Gasmärkte zeigen sich hypernervös

24. August 2023

Im fernen Australien wird ein Streik angekündigt, in Europa ziehen die Erdgaspreise kräftig an. Fachleute erwarten, dass es bei einem kurzfristigen Effekt bleibt, doch zeigt der Fall, wie volatil der Flüssiggasmarkt ist.

Die Arbeitsbedingungen seien schlecht, die Gehälter zu niedrig: Gewerkschaften in Australien machen Druck auf die Betreiber großer Erdgas-Verflüssigungsanlagen im Westen Australiens – sie drohen sowohl dem Energiekonzern Chevron als auch der Woodside Energy Group mit Streik.

„Woodside hat jede Taktik ausprobiert, um Verhandlungen im Kollektiv zu vermeiden“, kritisierte der Sprecher der Offshore Alliance, die Beschäftigte auf den Plattformen vertritt. „Aber letztendlich schaffte es das Unternehmen nicht, den Status quo aufrechtzuerhalten – jenen, in dem es allein den Ton angibt.“ Ein Streik sei nur das letzte Mittel, doch Woodside lasse keine Wahl. Das Unternehmen verweist auf laufende Verhandlungen.
Viel Zeit bleibt nicht, schon Anfang September wollen die Gewerkschaften die Arbeiten einstellen, sollte es keine Einigung geben. Nicht nur für die Unternehmen hätte das Folgen – sondern auch für den globalen Handel mit Flüssiggas, kurz LNG. Die Plattformen, um die es in dem Streit geht, sorgen für gut zehn Prozent der globalen LNG-Exporte.

Wenige Langzeitverträge in Europa

Einen Vorgeschmack darauf, wie der Markt reagieren könnte, gaben die Sprünge bei den Marktpreisen Anfang des Monats – sie folgten auf die ersten Berichte rund um mögliche Streiks. Die Preise für LNG schnellten kurzfristig um bis zu 40 Prozent in die Höhe.

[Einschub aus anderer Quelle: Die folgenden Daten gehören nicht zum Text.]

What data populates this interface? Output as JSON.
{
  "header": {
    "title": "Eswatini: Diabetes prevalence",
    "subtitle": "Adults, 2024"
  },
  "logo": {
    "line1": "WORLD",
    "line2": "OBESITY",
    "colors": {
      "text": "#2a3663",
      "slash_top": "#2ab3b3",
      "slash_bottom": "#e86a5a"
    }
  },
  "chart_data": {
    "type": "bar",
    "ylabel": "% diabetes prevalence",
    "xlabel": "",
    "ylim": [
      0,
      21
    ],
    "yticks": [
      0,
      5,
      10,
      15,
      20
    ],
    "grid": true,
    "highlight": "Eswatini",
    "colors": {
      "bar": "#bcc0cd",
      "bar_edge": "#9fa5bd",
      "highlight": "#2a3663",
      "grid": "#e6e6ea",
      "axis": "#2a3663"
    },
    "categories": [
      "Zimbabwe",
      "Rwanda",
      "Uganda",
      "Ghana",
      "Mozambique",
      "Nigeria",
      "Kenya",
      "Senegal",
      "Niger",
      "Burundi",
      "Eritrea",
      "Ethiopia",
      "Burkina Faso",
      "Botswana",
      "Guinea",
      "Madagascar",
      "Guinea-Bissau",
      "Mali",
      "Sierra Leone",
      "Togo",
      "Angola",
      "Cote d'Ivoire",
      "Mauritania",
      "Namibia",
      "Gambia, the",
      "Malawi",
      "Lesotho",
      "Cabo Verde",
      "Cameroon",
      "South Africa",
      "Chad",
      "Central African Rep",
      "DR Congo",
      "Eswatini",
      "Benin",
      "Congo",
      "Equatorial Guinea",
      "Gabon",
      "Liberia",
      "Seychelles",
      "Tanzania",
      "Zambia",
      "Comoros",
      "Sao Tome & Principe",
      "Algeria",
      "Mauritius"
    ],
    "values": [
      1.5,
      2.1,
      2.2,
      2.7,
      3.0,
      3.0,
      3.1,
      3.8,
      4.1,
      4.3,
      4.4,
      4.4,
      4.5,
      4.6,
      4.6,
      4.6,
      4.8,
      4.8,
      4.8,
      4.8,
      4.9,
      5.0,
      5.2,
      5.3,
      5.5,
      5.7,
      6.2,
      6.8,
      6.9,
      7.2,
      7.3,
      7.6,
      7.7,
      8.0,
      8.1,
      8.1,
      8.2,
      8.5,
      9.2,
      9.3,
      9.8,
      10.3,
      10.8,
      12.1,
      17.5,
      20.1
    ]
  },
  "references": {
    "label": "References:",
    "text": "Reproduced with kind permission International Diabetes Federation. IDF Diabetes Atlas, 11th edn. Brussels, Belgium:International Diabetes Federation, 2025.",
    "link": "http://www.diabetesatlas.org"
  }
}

Europa sei von solchen Preissteigerungen besonders betroffen, erklärt Georg Zachmann vom Brüsseler Thinktank Bruegel. Denn: Australien bedient mit seinem LNG vor allem langfristige Verträge mit Kunden in Asien. Wenn Unternehmen nun ihre Verträge nicht mit eigenem Erdgas erfüllen können, müssen sie dieses anderswo besorgen: Auf dem Spotmarkt, also dort, wo ganz kurzfristig gehandelt wird. Dort kauft Europa große Teile seines Flüssiggases. „Europa will nur vorübergehend viel Flüssiggas, schließlich soll es schnell in Richtung Erneuerbare gehen“, erklärt Zachmann. Daher hätten europäische Versorger nur wenige langfristige Verträge. „Das bedeutet aber auch, dass wir jede Bodenwelle am LNG-Markt mitnehmen.“

Eine Dürre in Südamerika hatte im vergangenen Jahr eine andere solche Bodenwelle ausgelöst. Weil die Wasserkraft weniger Strom lieferte, stieg die Nachfrage nach LNG rasant. Ähnlich wie nun im Fall der australischen Ölplattformen gingen auch damals die Preise für LNG auf Höhenflug.

LNG-Anteil verdoppelt

Neue Verflüssigungsterminals, die derzeit in den USA gebaut werden, könnten den Markt bald beruhigen, meint Zachmann. Wie sich die Situation allerdings weiterentwickle, sei schwer voraussehbar.

Pipelinegas mitgerechnet, gehen die Erdgasimporte Europas insgesamt zurück. Der Anteil von LNG, das mit Schiffen geliefert wird, hat sich in den vergangenen zwei Jahren dafür verdoppelt. Dasselbe galt für die von Schiffen zu verantwortenden CO₂-Emissionen, die für den Transport der zusätzlichen LNG-Mengen eingesetzt wurden.
Wie es weitergeht, hängt zu einem großen Teil an politischen Entscheidungen: Wird etwa Österreich weiter so große Mengen an russischem Gas importieren? Derzeit kauft es rund 80 Prozent in Russland – etwa gleich viel wie vor dem Angriff auf die Ukraine. Und: Wie schnell gelingen der Erneuerbaren-Ausbau und der Ausstieg aus fossilen Brennstoffen? Die Antworten entscheiden mit, wie sich die LNG-Nachfrage in Europa entwickelt – ebenso wie die Preise für Haushalte. „Kurzfristig werden die meisten Haushalte Preissteigerungen, wie jetzt ausgelöst durch den Streit in Australien, nur verzögert und gedämpft spüren“, meint Zachmann. Er erwarte keine tiefgreifenden Verwerfungen.